# Air bleed carburetor



## gbritnell (Apr 13, 2011)

Gentlemen,
Kel wanted to use a more reliable carb on his newest engine. In his thread he explained the issues he was having with the current one and an idea for using another. A couple of the members including myself suggested using an airbleed type carb both for it's ease of operation and simplicity of build. I posted a PDF file on his build thread but for those who might have missed it I also posted it in the files upload section. 
This is the carb I use on my OHV 4 cylinder engine. This size can be used on higher rpm engines up to 1.00 bore. (not hit and miss) It can also be scaled down for use with smaller engines.
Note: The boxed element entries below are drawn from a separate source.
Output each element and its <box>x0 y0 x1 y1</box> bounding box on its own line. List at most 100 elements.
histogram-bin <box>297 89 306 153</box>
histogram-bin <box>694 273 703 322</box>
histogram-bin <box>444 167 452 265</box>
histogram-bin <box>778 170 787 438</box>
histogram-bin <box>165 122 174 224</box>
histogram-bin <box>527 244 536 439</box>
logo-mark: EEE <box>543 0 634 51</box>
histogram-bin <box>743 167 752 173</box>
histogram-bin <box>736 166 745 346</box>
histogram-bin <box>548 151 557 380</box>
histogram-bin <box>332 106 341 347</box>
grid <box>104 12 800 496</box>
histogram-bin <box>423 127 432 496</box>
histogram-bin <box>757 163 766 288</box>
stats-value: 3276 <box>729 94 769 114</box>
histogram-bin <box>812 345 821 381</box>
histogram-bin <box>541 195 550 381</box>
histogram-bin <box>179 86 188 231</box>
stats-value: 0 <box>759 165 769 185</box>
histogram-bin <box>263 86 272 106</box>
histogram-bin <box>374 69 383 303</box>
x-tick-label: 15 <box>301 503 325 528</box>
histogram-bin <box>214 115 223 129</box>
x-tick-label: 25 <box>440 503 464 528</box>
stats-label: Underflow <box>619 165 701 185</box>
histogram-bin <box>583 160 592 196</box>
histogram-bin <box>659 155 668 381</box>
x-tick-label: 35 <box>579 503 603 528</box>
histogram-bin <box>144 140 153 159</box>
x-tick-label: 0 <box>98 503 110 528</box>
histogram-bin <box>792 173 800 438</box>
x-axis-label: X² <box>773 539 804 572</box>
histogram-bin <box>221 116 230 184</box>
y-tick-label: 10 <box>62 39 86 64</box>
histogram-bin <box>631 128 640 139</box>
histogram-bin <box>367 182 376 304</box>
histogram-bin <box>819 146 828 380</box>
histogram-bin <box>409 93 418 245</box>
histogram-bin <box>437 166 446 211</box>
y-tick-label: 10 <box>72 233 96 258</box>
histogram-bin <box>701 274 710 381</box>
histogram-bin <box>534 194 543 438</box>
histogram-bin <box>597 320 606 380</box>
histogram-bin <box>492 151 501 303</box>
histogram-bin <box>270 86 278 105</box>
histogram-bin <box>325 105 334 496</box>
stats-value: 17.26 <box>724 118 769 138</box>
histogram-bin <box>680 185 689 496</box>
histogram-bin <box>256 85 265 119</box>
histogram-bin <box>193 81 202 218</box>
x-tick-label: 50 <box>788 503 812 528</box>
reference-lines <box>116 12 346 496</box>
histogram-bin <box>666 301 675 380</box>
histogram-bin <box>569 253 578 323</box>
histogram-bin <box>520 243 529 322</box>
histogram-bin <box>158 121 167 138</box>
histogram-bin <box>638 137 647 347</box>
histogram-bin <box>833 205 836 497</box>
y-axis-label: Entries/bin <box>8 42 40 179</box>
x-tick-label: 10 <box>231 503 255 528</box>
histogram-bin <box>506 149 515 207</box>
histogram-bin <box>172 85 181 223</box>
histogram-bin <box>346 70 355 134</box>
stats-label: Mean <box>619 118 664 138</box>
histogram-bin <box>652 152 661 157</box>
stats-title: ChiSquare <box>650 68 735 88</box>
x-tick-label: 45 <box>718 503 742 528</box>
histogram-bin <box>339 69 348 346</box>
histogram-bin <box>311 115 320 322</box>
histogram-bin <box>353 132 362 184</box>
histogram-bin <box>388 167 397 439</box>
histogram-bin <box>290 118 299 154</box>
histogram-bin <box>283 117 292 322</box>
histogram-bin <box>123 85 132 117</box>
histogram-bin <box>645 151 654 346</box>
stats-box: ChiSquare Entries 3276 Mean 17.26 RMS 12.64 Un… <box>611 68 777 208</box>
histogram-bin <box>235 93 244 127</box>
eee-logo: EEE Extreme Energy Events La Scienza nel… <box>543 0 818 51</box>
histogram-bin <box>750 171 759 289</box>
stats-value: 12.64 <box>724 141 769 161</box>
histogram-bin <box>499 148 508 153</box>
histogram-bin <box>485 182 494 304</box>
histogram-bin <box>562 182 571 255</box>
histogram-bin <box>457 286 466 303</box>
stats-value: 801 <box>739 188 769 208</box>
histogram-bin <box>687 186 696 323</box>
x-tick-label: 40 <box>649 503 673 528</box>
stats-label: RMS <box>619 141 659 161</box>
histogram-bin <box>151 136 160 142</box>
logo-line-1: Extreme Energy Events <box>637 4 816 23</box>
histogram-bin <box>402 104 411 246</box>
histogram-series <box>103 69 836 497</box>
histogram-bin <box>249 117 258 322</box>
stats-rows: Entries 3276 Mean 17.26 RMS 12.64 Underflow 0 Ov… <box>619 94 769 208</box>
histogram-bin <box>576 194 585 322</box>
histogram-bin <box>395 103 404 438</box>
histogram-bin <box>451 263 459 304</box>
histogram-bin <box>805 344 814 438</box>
The air bleed size is not overly critical as the opening is controlled by just moving a screw across the port. 
George


----------



## PhillyVa (Apr 13, 2011)

That's very good of you George.....Thanks :bow:

Philly


----------



## ozzie46 (Apr 13, 2011)

Thank you very very Much George.  :bow: :bow: :bow:

 Ron


----------



## awJCKDup (Apr 13, 2011)

Hi George, When you say the carb can be scaled down, is that linear? If you have a .5 inch cylinder, just make the carb airhorn/venturi 50% smaller? I think I've finally got it in my head that smaller is better, I just don't grasp all the scaling.

Thanks
John


----------



## gbritnell (Apr 13, 2011)

Hi John,
Yes to scale it down say by half you could take all the dimensions and multiply by .50. The problem with that is the screws won't scale by half, necessarily. You are right in saying small is better. The slower the engine runs the more air velocity is needed for the best vacuum signal so therefore the smaller the venturi needs to be. The venturi on this carb would seem to be a little large for my 4 cylinder engine and it could probably be made smaller but it runs quite well with it so I never experimented to see how small I could go. I would venture to say that anywhere from .175-.220 diameter should work just fine for an engine with a bore of .750-1.00. 
George


----------



## awJCKDup (Apr 13, 2011)

Thanks George
John


----------



## kcmillin (Jul 27, 2011)

FWIW I figure I would post an update for those who want to scale this carb.

I have a 3/8" Bore 1/2" Stroke 4 Cylinder. I scaled the carb down 1/4 of the drawings. I ended up tweaking the dimensions. The barrel has a .067" hole and I have had good luck with this combo, the adjustment screws are all 0-80.

Thanks Again for uploading the Original Drawings George.

Kel


----------